'What Are The Odds' Review: High On Quirk, But Where Is The Warmth?

What Are The Odds' aesthetic, that's a quarter portion Wes Anderson film and three-quarter portions of a Prateek Kuhad music video, quashes its sincerity.

Megha Ramaswamy’s What Are The Odds spells out its intentions in the very first scene of the film. The always-charming Abhay Deol is standing near a beach, with a pup in his hand, where he tells us to brace ourselves for this gair-mamooli (unusual) story of a boy meets girl. It’s an unusual word for Hindi cinema’s lexicon, and even more unusual way to begin a film that’s largely in English. So much so that it might even appear as a retrospective measure to ease the audience into a story that takes time to find its feet. What better way than to employ Abhay Deol as the narrator to warn us about the story’s gair-mamooliness, as we try to make sense of the (same old?) swift cuts between the montages of our story’s two primary characters, as they wake up and get ready for school.

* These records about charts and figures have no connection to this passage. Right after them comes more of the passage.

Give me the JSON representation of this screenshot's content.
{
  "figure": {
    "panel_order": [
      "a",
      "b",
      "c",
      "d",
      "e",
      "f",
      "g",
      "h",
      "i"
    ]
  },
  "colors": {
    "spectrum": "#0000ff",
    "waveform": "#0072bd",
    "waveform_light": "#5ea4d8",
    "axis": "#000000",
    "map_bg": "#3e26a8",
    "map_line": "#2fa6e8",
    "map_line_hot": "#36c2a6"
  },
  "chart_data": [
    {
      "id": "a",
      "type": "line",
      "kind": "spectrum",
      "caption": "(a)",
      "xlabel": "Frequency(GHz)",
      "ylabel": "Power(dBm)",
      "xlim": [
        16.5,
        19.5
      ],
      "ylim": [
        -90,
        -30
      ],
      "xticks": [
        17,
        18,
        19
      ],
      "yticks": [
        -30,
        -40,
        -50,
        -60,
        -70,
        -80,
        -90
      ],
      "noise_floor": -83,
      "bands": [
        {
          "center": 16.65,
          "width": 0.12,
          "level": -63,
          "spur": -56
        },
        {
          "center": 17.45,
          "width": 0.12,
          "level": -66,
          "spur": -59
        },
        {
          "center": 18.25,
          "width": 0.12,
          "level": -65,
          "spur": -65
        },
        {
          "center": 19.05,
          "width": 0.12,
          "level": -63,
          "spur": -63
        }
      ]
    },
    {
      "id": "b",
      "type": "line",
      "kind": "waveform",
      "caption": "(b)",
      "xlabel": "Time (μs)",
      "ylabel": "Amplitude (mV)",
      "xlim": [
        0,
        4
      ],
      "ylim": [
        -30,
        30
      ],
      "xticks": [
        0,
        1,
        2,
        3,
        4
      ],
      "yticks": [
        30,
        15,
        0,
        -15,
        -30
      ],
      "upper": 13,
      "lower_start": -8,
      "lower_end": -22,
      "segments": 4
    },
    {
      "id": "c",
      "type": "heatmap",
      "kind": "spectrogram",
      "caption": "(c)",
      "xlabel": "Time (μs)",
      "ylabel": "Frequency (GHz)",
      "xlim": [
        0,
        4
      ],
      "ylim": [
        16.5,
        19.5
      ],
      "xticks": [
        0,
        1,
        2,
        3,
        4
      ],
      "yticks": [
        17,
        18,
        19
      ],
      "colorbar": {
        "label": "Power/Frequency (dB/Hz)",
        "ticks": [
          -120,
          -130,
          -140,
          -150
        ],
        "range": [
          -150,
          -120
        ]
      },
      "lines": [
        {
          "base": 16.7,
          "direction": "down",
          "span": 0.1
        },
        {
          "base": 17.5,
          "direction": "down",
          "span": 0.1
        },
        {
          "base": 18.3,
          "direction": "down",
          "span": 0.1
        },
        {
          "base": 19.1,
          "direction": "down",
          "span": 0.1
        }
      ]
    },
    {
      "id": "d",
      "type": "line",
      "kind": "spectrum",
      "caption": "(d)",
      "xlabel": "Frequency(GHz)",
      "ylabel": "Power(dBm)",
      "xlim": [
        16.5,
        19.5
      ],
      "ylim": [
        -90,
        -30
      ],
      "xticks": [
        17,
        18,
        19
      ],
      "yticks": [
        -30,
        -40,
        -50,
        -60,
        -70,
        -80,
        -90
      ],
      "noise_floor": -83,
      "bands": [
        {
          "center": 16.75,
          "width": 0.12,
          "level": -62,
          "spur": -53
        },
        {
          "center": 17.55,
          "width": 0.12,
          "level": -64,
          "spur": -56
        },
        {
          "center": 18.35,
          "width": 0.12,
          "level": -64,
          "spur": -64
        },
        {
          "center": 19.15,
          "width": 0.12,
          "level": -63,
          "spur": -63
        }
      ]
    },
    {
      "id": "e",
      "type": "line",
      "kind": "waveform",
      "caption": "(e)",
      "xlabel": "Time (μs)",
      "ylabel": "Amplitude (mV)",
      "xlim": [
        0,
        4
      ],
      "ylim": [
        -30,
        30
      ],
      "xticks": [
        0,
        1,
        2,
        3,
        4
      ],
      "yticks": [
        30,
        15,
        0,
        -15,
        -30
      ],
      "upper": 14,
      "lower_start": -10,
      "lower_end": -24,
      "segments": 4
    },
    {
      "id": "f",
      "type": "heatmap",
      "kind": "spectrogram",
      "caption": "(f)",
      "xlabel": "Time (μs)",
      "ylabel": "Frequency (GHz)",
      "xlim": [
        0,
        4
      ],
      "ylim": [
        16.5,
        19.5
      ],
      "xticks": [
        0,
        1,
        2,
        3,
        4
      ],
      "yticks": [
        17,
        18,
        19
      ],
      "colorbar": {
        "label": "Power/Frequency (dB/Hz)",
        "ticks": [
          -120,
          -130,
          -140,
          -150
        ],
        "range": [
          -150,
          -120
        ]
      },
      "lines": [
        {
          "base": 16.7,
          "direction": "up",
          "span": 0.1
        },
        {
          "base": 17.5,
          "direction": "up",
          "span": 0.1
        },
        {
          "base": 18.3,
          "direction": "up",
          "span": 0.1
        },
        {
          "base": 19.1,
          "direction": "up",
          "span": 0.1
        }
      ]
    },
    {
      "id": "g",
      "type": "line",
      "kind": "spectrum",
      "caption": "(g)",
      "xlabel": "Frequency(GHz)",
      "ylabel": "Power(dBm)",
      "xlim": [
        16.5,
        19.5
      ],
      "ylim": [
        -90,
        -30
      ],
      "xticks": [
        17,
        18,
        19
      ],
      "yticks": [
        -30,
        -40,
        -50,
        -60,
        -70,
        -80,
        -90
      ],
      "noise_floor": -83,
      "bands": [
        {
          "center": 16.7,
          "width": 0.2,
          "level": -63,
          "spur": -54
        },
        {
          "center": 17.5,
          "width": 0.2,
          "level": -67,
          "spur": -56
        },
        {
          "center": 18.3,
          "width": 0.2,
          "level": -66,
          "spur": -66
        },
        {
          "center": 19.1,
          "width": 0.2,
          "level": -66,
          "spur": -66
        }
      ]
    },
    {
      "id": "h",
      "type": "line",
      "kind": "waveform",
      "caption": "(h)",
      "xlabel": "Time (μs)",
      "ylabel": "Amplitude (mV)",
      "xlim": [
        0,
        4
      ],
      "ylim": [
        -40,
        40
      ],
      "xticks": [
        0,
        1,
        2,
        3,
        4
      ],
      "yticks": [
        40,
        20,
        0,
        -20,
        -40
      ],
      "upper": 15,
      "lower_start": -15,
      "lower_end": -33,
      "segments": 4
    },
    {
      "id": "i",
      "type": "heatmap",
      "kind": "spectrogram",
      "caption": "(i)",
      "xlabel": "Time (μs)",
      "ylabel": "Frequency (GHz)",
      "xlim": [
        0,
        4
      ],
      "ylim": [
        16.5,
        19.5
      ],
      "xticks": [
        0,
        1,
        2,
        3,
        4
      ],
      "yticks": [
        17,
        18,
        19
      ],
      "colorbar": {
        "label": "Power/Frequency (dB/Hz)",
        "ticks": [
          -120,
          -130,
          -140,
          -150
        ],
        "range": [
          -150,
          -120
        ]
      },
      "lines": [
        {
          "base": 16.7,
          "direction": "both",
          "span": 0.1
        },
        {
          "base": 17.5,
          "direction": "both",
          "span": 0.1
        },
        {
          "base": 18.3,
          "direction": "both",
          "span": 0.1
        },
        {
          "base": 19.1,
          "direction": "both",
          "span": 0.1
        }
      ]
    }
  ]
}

15-year-old Vivek (a perpetually teenage-looking Yashaswini Dayama), is the odd girl in class who throws around words like ‘revolution’ and ‘propaganda’ without necessarily meaning it. 18-year-old Ashwin (Karavir Malhotra), is the typical nerdy ‘head boy’ who (probably) chews his food 32 times before swallowing, and tries to sneak into an exam hall to get a look at a question paper he hasn’t been allowed to sit for. While we’re at the school, it probably warrants a mention that writer-directors could probably do better to come up with a half-decent trigger for stories. For a film that rests on these two characters not being able to sit for an exam, and thus spending the day together, Ramaswamy’s trigger is so unabashedly contrived… it’s hard to imagine that it happened in an Indian school. Two teenagers leaving an exam-center without any teacher asking any questions, except for one caricatured teacher shoo-ing them away, seems highly improbable.

Missing out on a ‘Hindi scholarship exam’, the two teenagers escape school and make their way through a bar (called Baar Bar), prevent a suicide, learn about each other’s partners, bury a pet, and in one of the most ‘eccentric’ manner possible… get jailed for trying to free caged birds and animals. It’s about youth adventure, it’s about coming-of-age, it’s probably also about shining a light on what is ‘weird’ and could also be ‘magical’. But the overwhelming aesthetic of the film, that looks a quarter portion Wes Anderson and three-quarter portions of a Prateek Kuhad music video, seems to be quashing any sincerity in the film’s message. It’s pretty to look at, but the aesthetic can hardly compensate for the flimsy emotional core.

Apart from the two teenage characters, Ramaswamy’s film casts Abhay Deol and Priyanka Bose as the respective partners for Vivek and Ashwin. Abhay Deol is Val, the lead singer for an outfit calling themselves ‘The Kapoors’. Priyanka Bose is an avant-garde artist, who seems to be pushing the boundaries of art and science at the same time. Co-produced by Abhay Deol, who, for the record, definitely should do something about his unchanging physicality since Happy Bhag Jaayegi (2016). That same hair, the same charm that won us over in Oye Lucky Lucky Oye (2008), that effortless smirk. Maybe someone should tell him that he can’t do it all by himself, definitely not sing. Deol’s lack of musicality is all too visible, especially when he’s standing beside Paresh Kamath.

What Are The Odds is reminiscent of another Netflix film, Brie Larson-starrer, Unicorn Store. The 2017 film, also Larson’s debut as director, was at least sincere in its pursuit of ‘magic’ through the eyes of its eccentric protagonist. Ramaswamy’s film, on the other hand, has too many loose threads to be considered as a single yarn. The quirk is only for effect beyond a point, as the film limps towards its conclusion in its 85th minute, after which the credits follow.

As the world drags itself deeper into cynicism, the message at the core of Megha Ramaswamy’s What Are The Odds, to show us the magic in everyday life, is a noble one. But the film doesn’t possess the requisite vocabulary to sell its adventure. After all, even the most fantastical adventures need some grounded conflicts.